For anyone who’s ever ventured out of Taipei and needed to go the toilet, the haunting nightmare it is to walk into a place with a used toilet paper bin all but too familiar.
The smell of rotting shit, mixed in with the unavoidable filthiness of a public toilet (a global phenomena not just localised to Taiwan) and idea that you’re trying to take a crap whilst sitting next to a pile of other people’s feces, are all powerful vomit inducing images that, since arriving in Taiwan, are permanently etched into mind.
And god help if you if the toilet has a rubbish bin without a lid…
Yes, when it comes to toilets, Taiwan is definitely a third world country.
Personally, I just can’t do it. Short of being told I’m going to mess up someones septic tank, I just can’t bring myself to touch the bins that are literally full of shit. One whiff of that public feces cocktail as the lid springs up would have me hurling all over the floor.
Thus, despite it being the norm here I continue to flush my toilet paper but unfortunately, my days might be numbered.
As far as the Taiwanese government’s concerned, I need to change my ways and embrace the communal used toilet paper bin.
Warning that the practice of flushing toilet paper can clog pipes and tanks, Taiwan’s Environmental Protection Administration yesterday urged the public to ‘dispose of tissue in trash cans‘.
With it’s booming cities and technological development, one might wonder why the EPA are calling on the nation as a whole to stink up their toilets. The answer?
Tissue paper (in Taiwan) is made with long fibers and often includes wet strength additives that help keep it from rupturing when wet, but which also make it harder to dissolve in water.
Are you kidding me? The answer seems so simple, make toilet paper freaking water soluble already!
But ohhh no, that’d be too difficult. Instead it’s much easier for the government to encourage Taiwan to bin it’s disgusting used paper because
the administration noted that if water-soluble toilet paper is flushed down the toilet, it could reduce garbage volume and foul odors, but would increase the cost of treating sewage and septic tank systems, compared with the cost of simply tackling disposed toilet paper.
…in a nutshell the government are a bunch of tightarses. Rather than upgrade Taiwan’s medieval treatment and septic tank systems, it’s easier to just continue a horrendously unhygienic and quite frankly, utterly disgusting habit of preserving your used toilet paper in a bin.

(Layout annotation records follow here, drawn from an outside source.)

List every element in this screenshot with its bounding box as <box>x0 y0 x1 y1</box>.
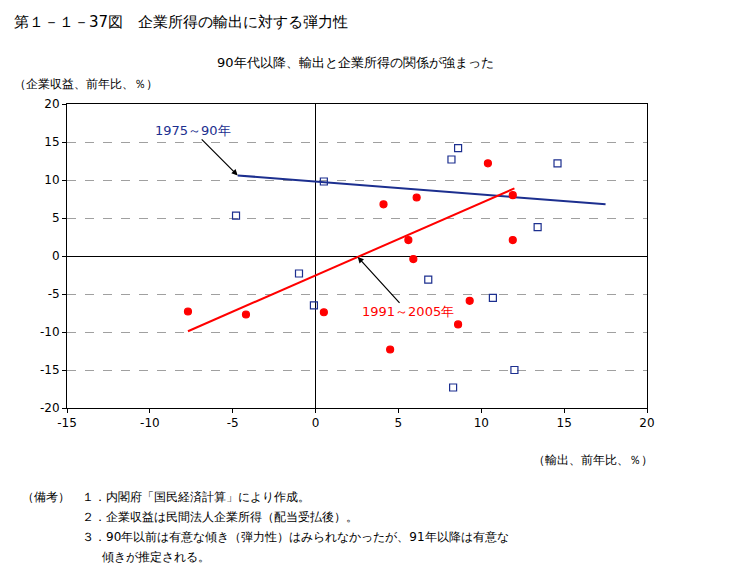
svg-text:-15: -15 <box>57 416 77 430</box>
svg-text:20: 20 <box>44 97 59 111</box>
svg-text:-10: -10 <box>40 325 60 339</box>
svg-text:１．内閣府「国民経済計算」により作成。: １．内閣府「国民経済計算」により作成。 <box>82 490 310 504</box>
svg-text:90年代以降、輸出と企業所得の関係が強まった: 90年代以降、輸出と企業所得の関係が強まった <box>217 55 494 70</box>
svg-text:-10: -10 <box>140 416 160 430</box>
svg-text:5: 5 <box>395 416 403 430</box>
svg-text:10: 10 <box>474 416 489 430</box>
svg-text:20: 20 <box>639 416 654 430</box>
svg-text:（輸出、前年比、％）: （輸出、前年比、％） <box>533 453 653 467</box>
svg-text:15: 15 <box>556 416 571 430</box>
svg-text:３．90年以前は有意な傾き（弾力性）はみられなかったが、91: ３．90年以前は有意な傾き（弾力性）はみられなかったが、91年以降は有意な <box>82 530 509 544</box>
svg-text:1975～90年: 1975～90年 <box>155 123 231 138</box>
svg-text:0: 0 <box>312 416 320 430</box>
svg-text:5: 5 <box>52 211 60 225</box>
svg-text:0: 0 <box>52 249 60 263</box>
svg-text:-15: -15 <box>40 363 60 377</box>
svg-text:-5: -5 <box>227 416 239 430</box>
svg-text:（企業収益、前年比、％）: （企業収益、前年比、％） <box>14 77 158 91</box>
svg-text:15: 15 <box>44 135 59 149</box>
svg-text:10: 10 <box>44 173 59 187</box>
svg-text:２．企業収益は民間法人企業所得（配当受払後）。: ２．企業収益は民間法人企業所得（配当受払後）。 <box>82 510 358 524</box>
svg-text:（備考）: （備考） <box>22 490 70 504</box>
svg-text:-5: -5 <box>48 287 60 301</box>
svg-text:-20: -20 <box>40 401 60 415</box>
svg-text:傾きが推定される。: 傾きが推定される。 <box>102 550 210 564</box>
svg-text:第１－１－37図 企業所得の輸出に対する弾力性: 第１－１－37図 企業所得の輸出に対する弾力性 <box>14 13 348 31</box>
svg-text:1991～2005年: 1991～2005年 <box>362 304 454 319</box>
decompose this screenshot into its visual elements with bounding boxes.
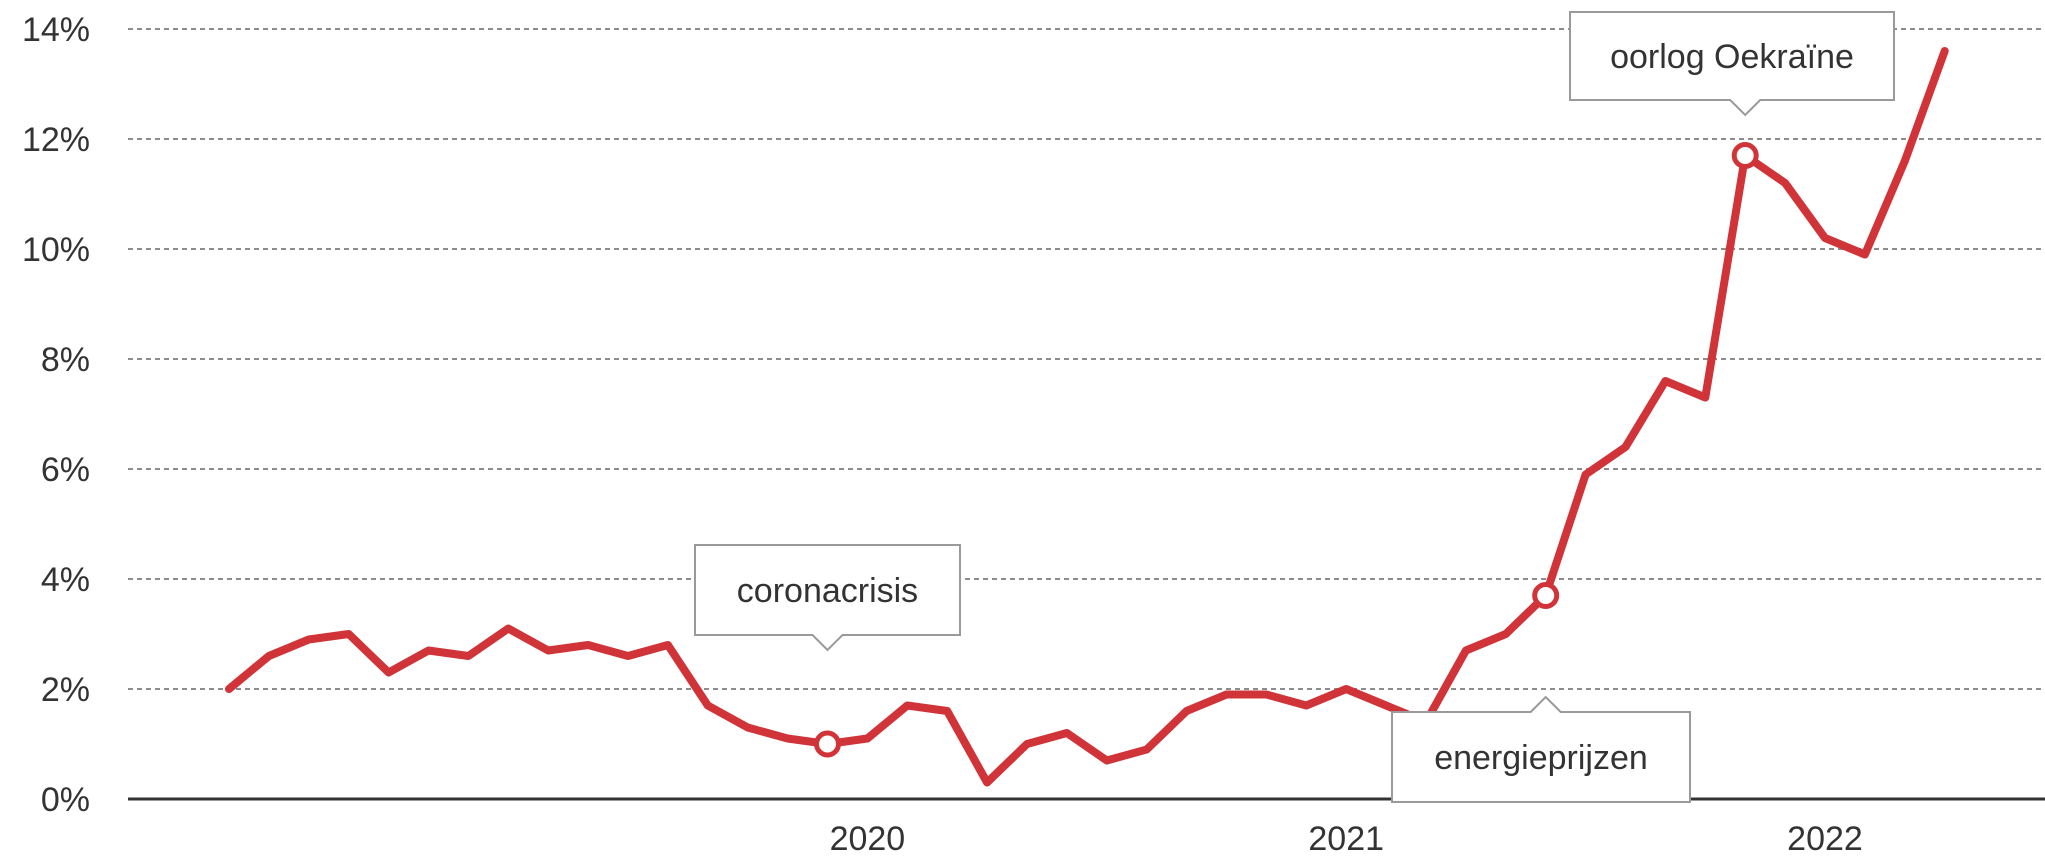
annotations-group: coronacrisis energieprijzen oorlog Oekraïn… (694, 11, 1895, 803)
annotation-marker (814, 730, 841, 758)
y-tick-label: 14% (22, 11, 90, 49)
annotation-box (694, 544, 961, 652)
annotation-label: energieprijzen (1434, 739, 1648, 777)
annotation-marker (1532, 582, 1560, 609)
x-axis-ticks: 2020 2021 2022 (830, 820, 1863, 858)
y-tick-label: 0% (41, 781, 90, 819)
x-tick-label: 2021 (1308, 820, 1384, 858)
annotation-box (1569, 11, 1895, 117)
annotation-callout: coronacrisis (694, 544, 961, 652)
annotation-label: coronacrisis (737, 572, 918, 610)
annotation-box (1391, 695, 1691, 803)
y-tick-label: 10% (22, 231, 90, 269)
annotation-callout: energieprijzen (1391, 695, 1691, 803)
y-axis-ticks: 0% 2% 4% 6% 8% 10% 12% 14% (22, 11, 90, 819)
series-group (225, 47, 1949, 787)
annotation-label: oorlog Oekraïne (1610, 38, 1854, 76)
series-line (225, 47, 1949, 787)
x-tick-label: 2020 (830, 820, 906, 858)
y-tick-label: 12% (22, 121, 90, 159)
y-tick-label: 4% (41, 561, 90, 599)
y-tick-label: 8% (41, 341, 90, 379)
annotation-callout: oorlog Oekraïne (1569, 11, 1895, 117)
y-tick-label: 2% (41, 671, 90, 709)
gridlines (128, 28, 2045, 690)
x-tick-label: 2022 (1787, 820, 1863, 858)
annotation-marker (1731, 142, 1759, 169)
y-tick-label: 6% (41, 451, 90, 489)
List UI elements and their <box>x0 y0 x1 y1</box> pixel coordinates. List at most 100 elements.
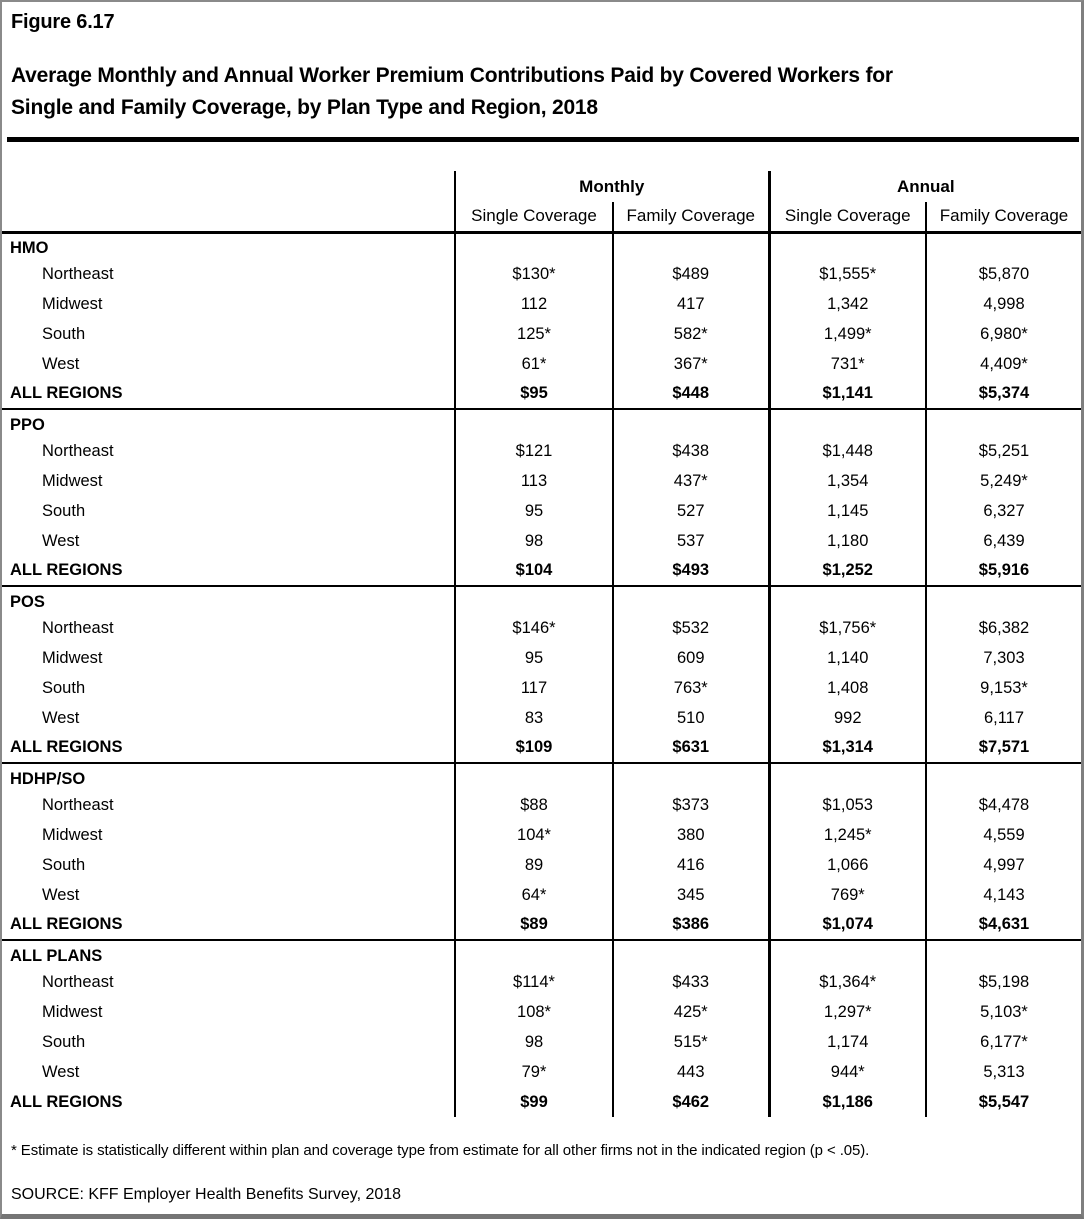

For a family this might be practical, as I imagine the bin, although stinking 24/7 would fairly frequently be emptied. But spare a thought for the couple or single.
Going to the toilet once, perhaps twice a day you’re looking at around a week minimum before your standard size bin gets emptied. And surely emptying the bin every day is going to negate any environmental or economic benefits in the long term over simply upgrading the sewerage infrastructure.
Meanwhile visitors to Taiwan will continue to be appalled by the its third world toilets. Take for example Japanese visitors to Taiwan. The Japanese, who make up Taiwan’s second largest tourist demographic are apparently
frequently distressed at the lack of clean public toilet facilities in Taiwan.
In particular, they are horrified at the sight of bathroom trash bins filled with used toilet paper.
Not only that but this disgusting habit also causes reciprocal problems
over in Japan too (Taiwan’s number 1 tourist destination);
Taiwan’s toilet culture usually shocks the Japanese, especially when Taiwanese tourists visit Japan, the most popular tourist destination.
Some Japanese restaurants that receive Taiwanese travelers have now posted notices in Chinese requesting their patrons flush used toilet paper down the toilet bowl.
Ugh, I can’t think of anything worse then having to use a toilet overseas after some Taiwanese person has tried to use the provided sanitary napkin bin to stuff their shit paper down.
The answer to this problem is easy, introduce mandatory water soluble paper and upgrade the sewerage system. I mean sooner or later it’s going to have to be done anyway – so why not start now…?
Myself and all the other users of toilets in Taiwan who currently hate using them will forever be in your debt.